Manipulation pro-anglais à Courrier international ?
« Demain, les fonctionnaires parleront tous anglais »
Ouaou ! En voilà une nouvelle choc. Dépêchons-nous d’imposer l’anglais dans l’UE avant que les Russes ne soient plus « fluent » que nous. Et adressons nos félicitations au ministre de l’ÉN qui veut mettre de force les bambins de trois ans à l’anglais.
On enfonce le clou dans le chapeau de l’article : « Le président Dmitri Medvedev entreprend de moderniser la fonction publique. Les serviteurs de l’Etat sont notamment priés de savoir parler anglais d’ici à 2020, et les plus chanceux pourront aller se former à l’étranger, rapporte Gazeta.ru. »
Pourtant, tout au long de l’article, si l’anglais est bien mentionné pour des sites Internet et des traductions de lois sur les entreprises, en ce qui concerne la ou les langues étrangères des fonctionnaires, on cherche en vain une citation correspondant à cette nouvelle choc.
En effet, l’obligation future concerne une langue étrangère, qui pourra donc être aussi bien l’ukrainien que le polonais ou le chinois ! Reconnaissons néanmoins que c’est fidèlement expliqué dans le corps du texte :
« Le ministère russe du Développement économique brosse le portrait du fonctionnaire moderne tel que le souhaitent les pouvoirs publics.

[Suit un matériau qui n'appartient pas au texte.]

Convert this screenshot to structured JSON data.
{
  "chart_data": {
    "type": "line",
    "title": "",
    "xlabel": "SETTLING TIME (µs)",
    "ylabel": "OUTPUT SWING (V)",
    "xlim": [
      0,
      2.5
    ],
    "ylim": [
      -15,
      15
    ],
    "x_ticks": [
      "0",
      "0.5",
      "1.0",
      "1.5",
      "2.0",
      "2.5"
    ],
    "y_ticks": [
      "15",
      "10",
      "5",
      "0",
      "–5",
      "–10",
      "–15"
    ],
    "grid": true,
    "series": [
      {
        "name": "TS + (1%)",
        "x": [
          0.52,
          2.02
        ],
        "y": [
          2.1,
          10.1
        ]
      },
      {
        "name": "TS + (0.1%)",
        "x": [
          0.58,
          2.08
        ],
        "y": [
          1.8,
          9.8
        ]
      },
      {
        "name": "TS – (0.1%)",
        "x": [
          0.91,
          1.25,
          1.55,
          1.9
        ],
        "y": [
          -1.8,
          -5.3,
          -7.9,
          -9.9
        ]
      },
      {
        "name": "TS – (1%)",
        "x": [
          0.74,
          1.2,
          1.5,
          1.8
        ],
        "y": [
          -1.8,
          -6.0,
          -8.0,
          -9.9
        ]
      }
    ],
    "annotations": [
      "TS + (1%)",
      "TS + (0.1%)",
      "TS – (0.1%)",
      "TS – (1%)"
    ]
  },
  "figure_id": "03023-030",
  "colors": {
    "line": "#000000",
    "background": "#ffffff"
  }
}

Ce qui lui est demandé est essentiellement de revoir sa formation et d’apprendre au moins une langue étrangère. »
« L’un des objectifs du programme est d’arriver, en 2020, à 20 % de fonctionnaires maîtrisant une langue étrangère. »
Un polyglotte m’a confirmé que sur la VO elle-même, il s'agissait bien d'une langue, point.

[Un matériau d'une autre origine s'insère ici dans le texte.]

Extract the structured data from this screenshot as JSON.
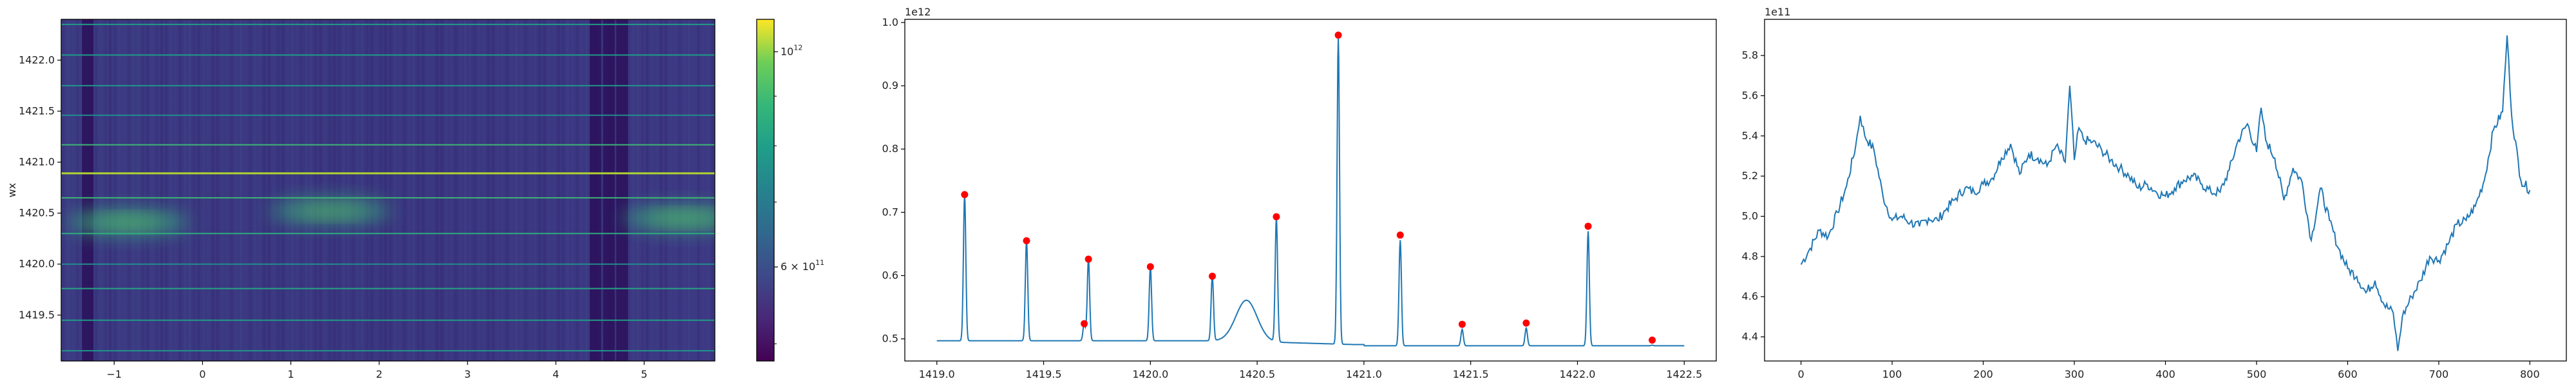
{
  "chart_data": [
    {
      "type": "heatmap",
      "ylabel": "wx",
      "xlim": [
        -1.6,
        5.8
      ],
      "ylim": [
        1419.05,
        1422.4
      ],
      "x_ticks": [
        -1,
        0,
        1,
        2,
        3,
        4,
        5
      ],
      "x_tick_labels": [
        "−1",
        "0",
        "1",
        "2",
        "3",
        "4",
        "5"
      ],
      "y_ticks": [
        1419.5,
        1420.0,
        1420.5,
        1421.0,
        1421.5,
        1422.0
      ],
      "y_tick_labels": [
        "1419.5",
        "1420.0",
        "1420.5",
        "1421.0",
        "1421.5",
        "1422.0"
      ],
      "colormap": "viridis",
      "colorbar": {
        "scale": "log",
        "range": [
          480000000000.0,
          1080000000000.0
        ],
        "ticks": [
          {
            "value": 600000000000.0,
            "label": "6 × 10",
            "exp": "11"
          },
          {
            "value": 1000000000000.0,
            "label": "10",
            "exp": "12"
          }
        ]
      },
      "bright_rows_y": [
        1420.89,
        1420.65,
        1420.3,
        1421.17,
        1419.76,
        1422.05,
        1419.45,
        1421.75,
        1420.0,
        1419.15,
        1421.46,
        1422.35
      ],
      "blobs": [
        {
          "x": -0.85,
          "y": 1420.41,
          "intensity": 0.6
        },
        {
          "x": 1.45,
          "y": 1420.52,
          "intensity": 0.55
        },
        {
          "x": 5.45,
          "y": 1420.45,
          "intensity": 0.6
        }
      ],
      "dark_columns_x": [
        4.45,
        4.6,
        4.75,
        -1.3
      ]
    },
    {
      "type": "line",
      "xlim": [
        1418.85,
        1422.65
      ],
      "ylim": [
        0.465,
        1.005
      ],
      "x_ticks": [
        1419.0,
        1419.5,
        1420.0,
        1420.5,
        1421.0,
        1421.5,
        1422.0,
        1422.5
      ],
      "x_tick_labels": [
        "1419.0",
        "1419.5",
        "1420.0",
        "1420.5",
        "1421.0",
        "1421.5",
        "1422.0",
        "1422.5"
      ],
      "y_ticks": [
        0.5,
        0.6,
        0.7,
        0.8,
        0.9,
        1.0
      ],
      "y_tick_labels": [
        "0.5",
        "0.6",
        "0.7",
        "0.8",
        "0.9",
        "1.0"
      ],
      "y_offset_label": "1e12",
      "line_color": "#1f77b4",
      "marker_color": "#ff0000",
      "baseline": 0.497,
      "peaks": [
        {
          "x": 1419.13,
          "y": 0.728
        },
        {
          "x": 1419.42,
          "y": 0.655
        },
        {
          "x": 1419.69,
          "y": 0.524
        },
        {
          "x": 1419.71,
          "y": 0.626
        },
        {
          "x": 1420.0,
          "y": 0.614
        },
        {
          "x": 1420.29,
          "y": 0.599
        },
        {
          "x": 1420.59,
          "y": 0.693
        },
        {
          "x": 1420.88,
          "y": 0.98
        },
        {
          "x": 1421.17,
          "y": 0.664
        },
        {
          "x": 1421.46,
          "y": 0.523
        },
        {
          "x": 1421.76,
          "y": 0.525
        },
        {
          "x": 1422.05,
          "y": 0.678
        },
        {
          "x": 1422.35,
          "y": 0.498
        }
      ],
      "bump": {
        "x": 1420.45,
        "y": 0.562
      }
    },
    {
      "type": "line",
      "xlim": [
        -40,
        840
      ],
      "ylim": [
        4.28,
        5.98
      ],
      "x_ticks": [
        0,
        100,
        200,
        300,
        400,
        500,
        600,
        700,
        800
      ],
      "x_tick_labels": [
        "0",
        "100",
        "200",
        "300",
        "400",
        "500",
        "600",
        "700",
        "800"
      ],
      "y_ticks": [
        4.4,
        4.6,
        4.8,
        5.0,
        5.2,
        5.4,
        5.6,
        5.8
      ],
      "y_tick_labels": [
        "4.4",
        "4.6",
        "4.8",
        "5.0",
        "5.2",
        "5.4",
        "5.6",
        "5.8"
      ],
      "y_offset_label": "1e11",
      "line_color": "#1f77b4",
      "x": [
        0,
        10,
        20,
        30,
        40,
        50,
        60,
        65,
        70,
        80,
        90,
        100,
        110,
        120,
        130,
        140,
        150,
        160,
        170,
        180,
        190,
        200,
        210,
        220,
        230,
        240,
        250,
        260,
        270,
        280,
        290,
        295,
        300,
        305,
        310,
        320,
        330,
        340,
        350,
        360,
        370,
        380,
        390,
        400,
        410,
        420,
        430,
        440,
        450,
        460,
        470,
        480,
        490,
        500,
        505,
        510,
        520,
        530,
        540,
        550,
        560,
        570,
        580,
        590,
        600,
        610,
        620,
        630,
        640,
        650,
        655,
        660,
        670,
        680,
        690,
        700,
        710,
        720,
        730,
        740,
        750,
        760,
        770,
        775,
        780,
        790,
        800
      ],
      "y": [
        4.76,
        4.84,
        4.93,
        4.9,
        5.02,
        5.15,
        5.35,
        5.5,
        5.4,
        5.33,
        5.1,
        4.98,
        5.0,
        4.97,
        4.95,
        4.99,
        4.98,
        5.04,
        5.09,
        5.14,
        5.12,
        5.16,
        5.19,
        5.29,
        5.36,
        5.21,
        5.31,
        5.29,
        5.25,
        5.35,
        5.27,
        5.65,
        5.28,
        5.44,
        5.38,
        5.37,
        5.33,
        5.28,
        5.24,
        5.2,
        5.14,
        5.16,
        5.12,
        5.1,
        5.14,
        5.18,
        5.2,
        5.16,
        5.12,
        5.12,
        5.23,
        5.38,
        5.46,
        5.32,
        5.54,
        5.38,
        5.29,
        5.08,
        5.24,
        5.17,
        4.88,
        5.14,
        4.98,
        4.84,
        4.74,
        4.7,
        4.62,
        4.68,
        4.56,
        4.52,
        4.33,
        4.5,
        4.6,
        4.68,
        4.8,
        4.78,
        4.86,
        4.96,
        4.98,
        5.05,
        5.18,
        5.43,
        5.52,
        5.9,
        5.5,
        5.18,
        5.13
      ]
    }
  ]
}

Mais alors, comment et pourquoi l’info juste « une langue étrangère » devient-elle dans le titre et le sous-titre « les fonctionnaires parleront tous anglais » ?
Propagande, manipulation, facétie de la fille du journaliste sur le traitement de texte de papa ? On s’interroge.
D’autant que les « native english » ont eux, de leur côté, fait preuve de davantage d’honnêteté journalistique ou de précision :
« After 'Squirrel Institute' slip-up, the government says 20% of Russian officials must speak a foreign language by 2020 »
(The Guardian en ligne)
Sur un forum russe, les commentaires à cette info sont féroces ou moqueurs. C'est perçu comme un effet d'annonce et comme un moyen de plus pour profiter de l'argent public, pas comme un but réaliste et atteignable. En voici un échantillon :
— Avant d'apprendre l'anglais aux fonctionnaires, il faut d'abord leur "désapprendre" leur penchant pour les pots-de-vin ;
— Ils vont payer aux fonctionnaires des vacances à l'étranger - avec les impôts du contribuable ;
— Le pays a bien d'autres problèmes plus urgents.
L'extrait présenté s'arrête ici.